Le tridacne giganti possono manipolare la luce per aiutare i loro partner simbiotici

Gli iridociti sono cellule specializzate che agiscono come nano-riflettori multistrato. Una convergenza evolutiva ha portato alla loro comparsa in una vasta gamma di organismi, comprese le tridacne giganti (Tridacna maxima) della sottofamiglia delle Tridacninae, l'unico organismo sessile e fotosimbiotico, tra gli animali noti per possedere iridociti. 

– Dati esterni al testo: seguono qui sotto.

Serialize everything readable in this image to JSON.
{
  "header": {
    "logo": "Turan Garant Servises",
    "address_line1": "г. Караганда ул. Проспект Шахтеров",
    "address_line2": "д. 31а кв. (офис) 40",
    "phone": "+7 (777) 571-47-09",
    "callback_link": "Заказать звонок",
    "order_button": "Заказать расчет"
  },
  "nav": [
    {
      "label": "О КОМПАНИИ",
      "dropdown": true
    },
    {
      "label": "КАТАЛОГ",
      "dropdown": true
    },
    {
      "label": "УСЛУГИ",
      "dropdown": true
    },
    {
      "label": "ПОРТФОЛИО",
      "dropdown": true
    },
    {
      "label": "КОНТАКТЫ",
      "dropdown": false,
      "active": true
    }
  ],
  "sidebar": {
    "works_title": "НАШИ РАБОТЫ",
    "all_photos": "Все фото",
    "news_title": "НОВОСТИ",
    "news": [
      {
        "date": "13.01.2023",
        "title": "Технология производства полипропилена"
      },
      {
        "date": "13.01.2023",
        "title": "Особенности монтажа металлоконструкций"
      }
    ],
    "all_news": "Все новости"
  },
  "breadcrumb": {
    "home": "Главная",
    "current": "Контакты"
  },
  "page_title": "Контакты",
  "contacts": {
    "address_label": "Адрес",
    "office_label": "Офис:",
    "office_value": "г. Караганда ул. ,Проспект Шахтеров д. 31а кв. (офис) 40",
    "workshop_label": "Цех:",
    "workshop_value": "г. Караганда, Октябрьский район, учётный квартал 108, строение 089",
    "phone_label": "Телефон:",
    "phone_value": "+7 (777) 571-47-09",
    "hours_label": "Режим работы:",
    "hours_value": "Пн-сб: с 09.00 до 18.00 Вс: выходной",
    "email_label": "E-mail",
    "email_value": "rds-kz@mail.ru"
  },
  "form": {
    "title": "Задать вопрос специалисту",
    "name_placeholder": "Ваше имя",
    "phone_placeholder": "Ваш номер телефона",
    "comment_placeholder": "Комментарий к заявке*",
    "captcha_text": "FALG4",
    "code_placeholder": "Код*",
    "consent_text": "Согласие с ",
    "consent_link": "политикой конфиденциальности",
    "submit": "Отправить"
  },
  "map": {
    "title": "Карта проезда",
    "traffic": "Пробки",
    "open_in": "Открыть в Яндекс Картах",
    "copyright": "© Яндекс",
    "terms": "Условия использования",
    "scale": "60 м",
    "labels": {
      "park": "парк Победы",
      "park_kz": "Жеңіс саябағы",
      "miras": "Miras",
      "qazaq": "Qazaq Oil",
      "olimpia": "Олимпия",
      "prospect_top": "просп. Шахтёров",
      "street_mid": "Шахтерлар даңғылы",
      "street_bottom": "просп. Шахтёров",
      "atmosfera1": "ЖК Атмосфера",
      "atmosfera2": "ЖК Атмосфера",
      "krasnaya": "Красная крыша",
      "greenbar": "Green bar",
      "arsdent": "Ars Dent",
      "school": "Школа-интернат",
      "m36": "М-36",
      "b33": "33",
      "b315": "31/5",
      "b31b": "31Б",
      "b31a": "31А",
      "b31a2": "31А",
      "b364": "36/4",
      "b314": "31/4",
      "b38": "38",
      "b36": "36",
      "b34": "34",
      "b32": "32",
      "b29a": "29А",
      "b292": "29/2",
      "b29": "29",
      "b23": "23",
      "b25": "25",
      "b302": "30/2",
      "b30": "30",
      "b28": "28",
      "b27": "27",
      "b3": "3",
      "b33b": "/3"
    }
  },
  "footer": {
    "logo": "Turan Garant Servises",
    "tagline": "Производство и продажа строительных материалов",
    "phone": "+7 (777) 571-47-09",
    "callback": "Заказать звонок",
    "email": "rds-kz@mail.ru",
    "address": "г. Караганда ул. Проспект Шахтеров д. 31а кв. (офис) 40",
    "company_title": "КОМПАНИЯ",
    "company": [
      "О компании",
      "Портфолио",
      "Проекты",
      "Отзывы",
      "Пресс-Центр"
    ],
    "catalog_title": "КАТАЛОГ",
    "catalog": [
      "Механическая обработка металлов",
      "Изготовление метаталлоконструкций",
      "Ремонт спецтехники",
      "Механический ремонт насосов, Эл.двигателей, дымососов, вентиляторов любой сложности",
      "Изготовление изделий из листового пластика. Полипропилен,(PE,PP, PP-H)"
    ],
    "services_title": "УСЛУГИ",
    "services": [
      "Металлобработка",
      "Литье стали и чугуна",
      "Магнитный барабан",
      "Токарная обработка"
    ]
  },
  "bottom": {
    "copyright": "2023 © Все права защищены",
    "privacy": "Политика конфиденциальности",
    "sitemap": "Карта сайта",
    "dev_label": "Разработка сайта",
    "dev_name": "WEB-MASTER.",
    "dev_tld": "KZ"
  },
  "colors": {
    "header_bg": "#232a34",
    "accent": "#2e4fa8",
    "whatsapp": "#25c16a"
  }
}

Attraverso l'interferenza della luce, con la loro architettura su nanoscala, gli iridociti generano "colori strutturali", che si pensa servano a scopi diversi, dalla comunicazione intra-specie al camuffamento. Nelle tridacne giganti, è stato precedentemente segnalato che gli iridociti promuovono una dispersione laterale e in avanti della radiazione foto-sinteticamente produttiva (PAR) nel tessuto delle tridacne, nonché il riflesso delle lunghezze d'onda non produttive. Pertanto, si presume che promuovano una maggiore efficienza nell'uso dell'energia solare disponibile, prevenendo allo stesso tempo il foto-danneggiamento dei simbionti algali.

In un recente studio Iridocytes Mediate Photonic Cooperation Between Giant Clams (Tridacninae) and Their Photosynthetic Symbionts, pubblicato su Frontiers in Marine Science, gli autori riferiscono sull'uso dei cristalli di guanina, all'interno di iridociti di tridacne giganti, come base per la cooperazione fotonica tra l'ospite bivalve e i suoi simbionti fotosintetici.

I risultati suggeriscono che, oltre ai processi di scattering precedentemente descritti, gli iridociti assorbono la radiazione UV potenzialmente dannosa (UVR) e, attraverso l'emissione successiva, emettono luce, a lunghezze d'onda maggiori, che viene poi assorbita dai pigmenti fotosintetici dei simbionti algali. Di conseguenza, sia i simbionti ospiti che quelli algali sono protetti dai raggi UV (potenzialmente) dannosi, mentre l'energia solare disponibile all'interno dello spettro PAR aumenta, migliorando così potenzialmente i tassi di fotosintesi e calcificazione in questo grande bivalve.

Inoltre, i risultati suggeriscono che questa cooperazione fotonica potrebbe essere responsabile dell'ampio repertorio di colori che caratterizza i modelli di mantello, altamente diversificati, trovati in T. maxima.